Herman M. Ward, a noted poet and professor emeritus of English literature at The College of New Jersey, died Feb. 18, 2006, at his home in Belle Mead, N.J. He was 91.
Ward received the Governor’s Award for Service to Poetry from New Jersey Gov. Thomas Kean in 1986. He was a Dodge Poet from the Geraldine R. Dodge Foundation and served as a poet and teacher at the Waterloo Poetry Festival. Well-known for his readings and poetry workshops throughout the state, he also is remembered for his efforts to improve the teaching of poetry in New Jersey high schools.
Other locations in which he gave readings of his own poetry include the Folger Shakespeare Library in Washington, D.C., and in Woods Hole, Mass., where he was a summer resident for 49 years.
He was born in Jersey City, N.J., and graduated as valedictorian of his class from Dickinson High School. He received a bachelor’s degree from Montclair (N.J.) State College and immediately went to Princeton University, where he received his Ph.D. in English literature and language in 1940.
After four years of teaching English at Millburn High School, Ward entered the Army in World War II. Upon discharge, he began a long career in the English department of Trenton State College (now The College of New Jersey), from which he retired in 1976.
In addition to modern poetry and Shakespeare, Ward taught Irish and Greek literature and classical Greek. An avid traveler, he was the recipient of a Fulbright Fellowship to Greece in 1952 and a Fulbright lectureship to the University of Iceland in 1962). He served as an exchange professor in Frankfurt, Germany, in 1966.
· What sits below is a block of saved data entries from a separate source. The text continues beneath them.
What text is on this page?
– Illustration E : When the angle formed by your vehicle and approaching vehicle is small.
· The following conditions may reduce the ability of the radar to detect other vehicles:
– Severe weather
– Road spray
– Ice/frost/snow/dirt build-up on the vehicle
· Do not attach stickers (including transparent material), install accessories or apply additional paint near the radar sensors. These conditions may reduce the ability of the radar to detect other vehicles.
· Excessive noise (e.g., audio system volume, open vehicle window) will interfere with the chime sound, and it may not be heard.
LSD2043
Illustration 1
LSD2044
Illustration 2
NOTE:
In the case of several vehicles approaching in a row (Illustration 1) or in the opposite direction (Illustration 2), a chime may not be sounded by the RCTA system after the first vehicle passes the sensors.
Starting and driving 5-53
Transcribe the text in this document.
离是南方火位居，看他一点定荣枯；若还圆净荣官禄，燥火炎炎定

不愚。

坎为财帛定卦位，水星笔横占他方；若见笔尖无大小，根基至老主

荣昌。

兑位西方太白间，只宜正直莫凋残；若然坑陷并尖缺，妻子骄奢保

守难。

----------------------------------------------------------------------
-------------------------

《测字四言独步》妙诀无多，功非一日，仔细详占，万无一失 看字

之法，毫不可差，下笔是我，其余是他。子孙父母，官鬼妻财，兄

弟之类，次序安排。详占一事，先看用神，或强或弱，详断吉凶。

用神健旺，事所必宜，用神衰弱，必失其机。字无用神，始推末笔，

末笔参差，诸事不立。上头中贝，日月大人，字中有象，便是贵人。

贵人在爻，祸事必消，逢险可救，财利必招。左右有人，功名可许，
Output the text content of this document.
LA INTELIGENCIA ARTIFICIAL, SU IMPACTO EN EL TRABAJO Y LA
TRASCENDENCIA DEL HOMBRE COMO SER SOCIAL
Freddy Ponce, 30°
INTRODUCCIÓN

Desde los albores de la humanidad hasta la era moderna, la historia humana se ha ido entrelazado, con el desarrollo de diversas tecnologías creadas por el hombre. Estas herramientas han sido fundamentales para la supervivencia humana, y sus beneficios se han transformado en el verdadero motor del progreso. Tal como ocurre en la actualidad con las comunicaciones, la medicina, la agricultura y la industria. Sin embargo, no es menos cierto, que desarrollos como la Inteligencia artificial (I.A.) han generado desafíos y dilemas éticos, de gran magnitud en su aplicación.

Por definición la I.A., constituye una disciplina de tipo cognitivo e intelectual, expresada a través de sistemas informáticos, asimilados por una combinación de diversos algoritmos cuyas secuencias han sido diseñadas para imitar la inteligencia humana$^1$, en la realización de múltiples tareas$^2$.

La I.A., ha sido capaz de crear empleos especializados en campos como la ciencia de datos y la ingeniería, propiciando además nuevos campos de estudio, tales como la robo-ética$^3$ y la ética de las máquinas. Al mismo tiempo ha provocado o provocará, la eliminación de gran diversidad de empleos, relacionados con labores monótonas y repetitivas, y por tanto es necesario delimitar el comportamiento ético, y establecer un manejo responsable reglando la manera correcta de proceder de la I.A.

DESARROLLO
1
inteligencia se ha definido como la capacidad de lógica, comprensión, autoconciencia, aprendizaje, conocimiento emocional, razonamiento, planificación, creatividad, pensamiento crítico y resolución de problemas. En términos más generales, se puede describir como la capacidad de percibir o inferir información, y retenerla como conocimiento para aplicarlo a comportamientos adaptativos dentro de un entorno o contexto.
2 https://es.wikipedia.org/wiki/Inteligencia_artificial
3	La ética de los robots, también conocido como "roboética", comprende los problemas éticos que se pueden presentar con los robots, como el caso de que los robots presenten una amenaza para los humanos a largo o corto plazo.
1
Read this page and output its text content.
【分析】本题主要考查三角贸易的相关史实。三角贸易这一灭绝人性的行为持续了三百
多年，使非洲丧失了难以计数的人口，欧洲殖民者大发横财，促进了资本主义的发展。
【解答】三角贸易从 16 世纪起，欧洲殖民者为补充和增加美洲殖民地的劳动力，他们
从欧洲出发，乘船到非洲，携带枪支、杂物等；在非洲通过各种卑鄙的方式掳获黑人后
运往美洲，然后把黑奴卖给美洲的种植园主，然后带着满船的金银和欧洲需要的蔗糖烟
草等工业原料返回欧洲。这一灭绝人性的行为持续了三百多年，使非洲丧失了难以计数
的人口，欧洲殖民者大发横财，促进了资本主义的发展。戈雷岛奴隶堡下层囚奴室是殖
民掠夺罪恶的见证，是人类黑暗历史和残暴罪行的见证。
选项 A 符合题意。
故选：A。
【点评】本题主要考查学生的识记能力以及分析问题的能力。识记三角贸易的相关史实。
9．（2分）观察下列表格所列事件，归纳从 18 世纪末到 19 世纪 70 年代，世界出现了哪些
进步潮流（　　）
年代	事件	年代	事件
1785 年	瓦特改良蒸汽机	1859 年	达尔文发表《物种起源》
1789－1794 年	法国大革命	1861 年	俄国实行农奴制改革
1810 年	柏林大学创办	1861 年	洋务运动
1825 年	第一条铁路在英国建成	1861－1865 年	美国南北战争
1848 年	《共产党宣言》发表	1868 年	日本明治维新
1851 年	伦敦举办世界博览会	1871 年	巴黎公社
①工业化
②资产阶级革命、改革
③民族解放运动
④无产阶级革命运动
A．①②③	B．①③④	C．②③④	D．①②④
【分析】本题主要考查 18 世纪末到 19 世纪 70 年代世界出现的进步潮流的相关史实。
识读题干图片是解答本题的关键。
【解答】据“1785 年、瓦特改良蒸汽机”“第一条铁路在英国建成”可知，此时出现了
Ward was the author of seven books of poetry and founder of Belle Mead Press. His other publications include high school literature texts, Byron and the Magazines, The English Teacher's Handbook of Ideas, and Poems for Pleasure, a popular anthology of famous poems. His own poetry has been published in The New York Times, Descant, The English Journal, College English, and the Nassau Lit, among other publications. In 1987, he shared a volume, Three Voices, with Eugene T. Maleska and Arthur Bramhall.
A man of great charm and wit, Ward is remembered for his prodigious memory and uncompromising standards for the art of teaching. His qualities of mind and spirit included integrity beyond doubt, reverence for nature, and absolute independence of mind. A self-taught handyman, he spent many years renovating his beloved Dutch Colonial home in Belle Mead, taking great care to be true to historical detail. In honor of his efforts, he received the 2004 Award for Historic Preservation from the Montgomery Township Landmarks Commission.
He surrounded his home with a multitude of fruit trees, all of which he planted and tended. In addition, he enjoyed a lifelong love of classical music and played the violin. Among his other interests were painting watercolors and sailing, a pursuit he enjoyed during his summers on Cape Cod.
Ward is survived by Margery Brearley Ward, his wife of 63 years; four children, Gretchen W. Warren of Tampa, Fla., Bonnie W. Simon of Washington, D.C., David B. Ward of Falmouth, Mass., and Michael W. Ward of Swarthmore, Pa.; and five grandchildren, Basil Simon, Sebastian Simon, Ray Ward, Jon Ward, and Nicole Ward.
A memorial service was held at the Unitarian Universalist Church in Princeton. Contributions in his memory may be made to the Van Harlingen Historical Society.